Iremos salientar os motivos e a fundamentação, para que não possa de todo ser aceite uma aplicação que atente contra a integridade física, psíquica e emocional, independentemente do género ou orientação sexual.
1. Violação da Privacidade e do RGPD: Estas apps invadem dados pessoais sensíveis (localização, mensagens, rotinas) sem consentimento genuíno, contrariando o Regulamento Geral de Proteção de Dados (RGPD – Regulamento (UE) 2016/679) e a Lei n.º 67/98, de 26 de outubro. O “consentimento” nestes apps é coagido por dinâmicas relacionais desequilibradas, tornando-o inválido.
2. Ataque à Dignidade e Integridade Humana: Atentam contra o artigo 1.º da Constituição da República Portuguesa (dignidade da pessoa humana) e o artigo 26.º (intimidade e privacidade da vida privada). Tratam indivíduos como objetos controláveis, fomentando relações tóxicas e abusivas, o que agrava padrões de violência doméstica que afetam milhares em Portugal.

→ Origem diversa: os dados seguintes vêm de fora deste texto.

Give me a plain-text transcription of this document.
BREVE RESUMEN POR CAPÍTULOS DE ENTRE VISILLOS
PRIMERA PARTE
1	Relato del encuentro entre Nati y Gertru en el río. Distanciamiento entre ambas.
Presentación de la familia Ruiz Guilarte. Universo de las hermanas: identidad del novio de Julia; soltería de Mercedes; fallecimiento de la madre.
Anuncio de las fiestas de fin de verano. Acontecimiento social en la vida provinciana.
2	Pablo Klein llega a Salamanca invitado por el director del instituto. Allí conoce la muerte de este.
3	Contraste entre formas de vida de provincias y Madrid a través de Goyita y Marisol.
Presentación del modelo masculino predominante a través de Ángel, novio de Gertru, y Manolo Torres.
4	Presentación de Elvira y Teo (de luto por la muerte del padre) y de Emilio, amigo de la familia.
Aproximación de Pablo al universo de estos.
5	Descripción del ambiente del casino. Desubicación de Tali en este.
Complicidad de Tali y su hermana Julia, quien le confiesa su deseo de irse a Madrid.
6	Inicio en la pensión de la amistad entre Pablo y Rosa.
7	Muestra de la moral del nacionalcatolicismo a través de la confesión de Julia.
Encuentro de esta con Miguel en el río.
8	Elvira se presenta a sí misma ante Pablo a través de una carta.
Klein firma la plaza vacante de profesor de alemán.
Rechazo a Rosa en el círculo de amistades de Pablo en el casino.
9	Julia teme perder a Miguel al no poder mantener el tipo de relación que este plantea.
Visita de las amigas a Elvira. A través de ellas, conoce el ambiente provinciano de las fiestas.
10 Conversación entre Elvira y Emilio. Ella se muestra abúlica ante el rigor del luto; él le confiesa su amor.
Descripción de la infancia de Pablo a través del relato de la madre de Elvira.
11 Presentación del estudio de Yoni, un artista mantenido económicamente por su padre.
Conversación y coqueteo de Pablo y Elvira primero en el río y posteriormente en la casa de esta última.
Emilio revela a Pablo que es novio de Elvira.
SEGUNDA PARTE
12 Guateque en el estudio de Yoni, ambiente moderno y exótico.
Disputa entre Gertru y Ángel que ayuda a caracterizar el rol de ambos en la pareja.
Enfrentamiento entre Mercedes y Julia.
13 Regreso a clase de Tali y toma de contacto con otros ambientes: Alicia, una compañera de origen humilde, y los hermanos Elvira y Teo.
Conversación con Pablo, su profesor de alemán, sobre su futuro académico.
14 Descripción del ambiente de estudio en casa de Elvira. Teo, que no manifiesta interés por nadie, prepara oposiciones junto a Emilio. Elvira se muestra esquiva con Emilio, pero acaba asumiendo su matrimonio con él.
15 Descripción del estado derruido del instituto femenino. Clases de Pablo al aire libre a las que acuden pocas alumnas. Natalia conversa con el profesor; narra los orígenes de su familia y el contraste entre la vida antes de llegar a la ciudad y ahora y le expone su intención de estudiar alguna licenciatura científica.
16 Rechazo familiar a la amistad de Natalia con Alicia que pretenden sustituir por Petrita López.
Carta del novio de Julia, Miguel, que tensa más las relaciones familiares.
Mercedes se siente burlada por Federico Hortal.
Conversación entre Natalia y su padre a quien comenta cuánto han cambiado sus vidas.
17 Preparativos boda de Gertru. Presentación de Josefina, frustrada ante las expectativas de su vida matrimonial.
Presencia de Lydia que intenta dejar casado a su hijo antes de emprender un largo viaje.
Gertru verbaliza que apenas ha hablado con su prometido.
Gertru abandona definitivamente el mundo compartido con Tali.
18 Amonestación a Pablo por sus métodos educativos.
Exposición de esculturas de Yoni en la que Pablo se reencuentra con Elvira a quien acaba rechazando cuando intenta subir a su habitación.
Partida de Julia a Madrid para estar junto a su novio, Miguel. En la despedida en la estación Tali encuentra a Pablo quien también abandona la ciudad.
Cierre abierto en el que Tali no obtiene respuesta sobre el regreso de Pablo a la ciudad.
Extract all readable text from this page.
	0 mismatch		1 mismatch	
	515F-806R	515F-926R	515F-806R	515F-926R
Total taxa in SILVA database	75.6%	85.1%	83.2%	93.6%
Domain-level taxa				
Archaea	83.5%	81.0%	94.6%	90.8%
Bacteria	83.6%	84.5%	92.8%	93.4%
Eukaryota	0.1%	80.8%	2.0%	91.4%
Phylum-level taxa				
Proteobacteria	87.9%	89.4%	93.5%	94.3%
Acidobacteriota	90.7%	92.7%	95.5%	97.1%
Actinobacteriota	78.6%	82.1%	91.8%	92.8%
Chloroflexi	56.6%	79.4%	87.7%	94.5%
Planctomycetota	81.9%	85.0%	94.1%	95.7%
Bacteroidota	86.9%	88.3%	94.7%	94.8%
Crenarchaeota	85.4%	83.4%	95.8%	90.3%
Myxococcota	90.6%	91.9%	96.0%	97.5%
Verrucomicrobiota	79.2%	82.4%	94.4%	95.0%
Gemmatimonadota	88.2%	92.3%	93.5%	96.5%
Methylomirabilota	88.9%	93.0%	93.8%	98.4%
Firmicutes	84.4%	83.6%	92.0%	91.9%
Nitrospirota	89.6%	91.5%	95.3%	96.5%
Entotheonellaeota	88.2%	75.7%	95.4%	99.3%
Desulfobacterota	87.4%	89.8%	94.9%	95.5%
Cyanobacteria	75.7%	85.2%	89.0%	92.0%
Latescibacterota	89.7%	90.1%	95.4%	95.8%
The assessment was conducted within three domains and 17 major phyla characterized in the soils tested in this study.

3. Forma Moderna de Controlo Coercitivo e Violência: Constituem controlo abusivo, equiparável ao crime de violência doméstica (Lei n.º 112/2009, de 16 de setembro) e stalking. Facilitam assédio digital, escalando riscos para vítimas, especialmente mulheres e jovens – conforme alertado pela Convenção de Istambul (ratificada por Portugal em 2013).
4. Impacto na Saúde Mental e Igualdade de Género: Promovem ansiedade, dependência emocional e desigualdade, contrariando políticas nacionais de igualdade (Lei n.º 3/2018). Experiências reais mostram aumento de casos de violência relacional com apps similares; a proibição previne tragédias.
Pedido concreto :
- Proibição total da comercialização, download e uso em Portugal destas apps, com multas pesadas via ANACOM e CNPD.
- Legislação específica contra tecnologias de vigilância relacional, incluindo auditoria obrigatória de apps de “casais”.
- Campanha pública de sensibilização, em parceria com associações como a Supera_te.
Este tema têm máxima urgência, pela sua gravidade, por colocar vidas em perigo é urgente debate em plenário.
Iremos apresentar no mínimo dez mil assinaturas, para vos expressar a nossa real preocupação face ao momento que estamos a viver, principalmente quando verificamos um aumento da violência no namoro e um agravamento expressivo na violência doméstica.
Não podemos aceitar que se banalize e normalize este tipo de dinâmicas abusivas e controlo.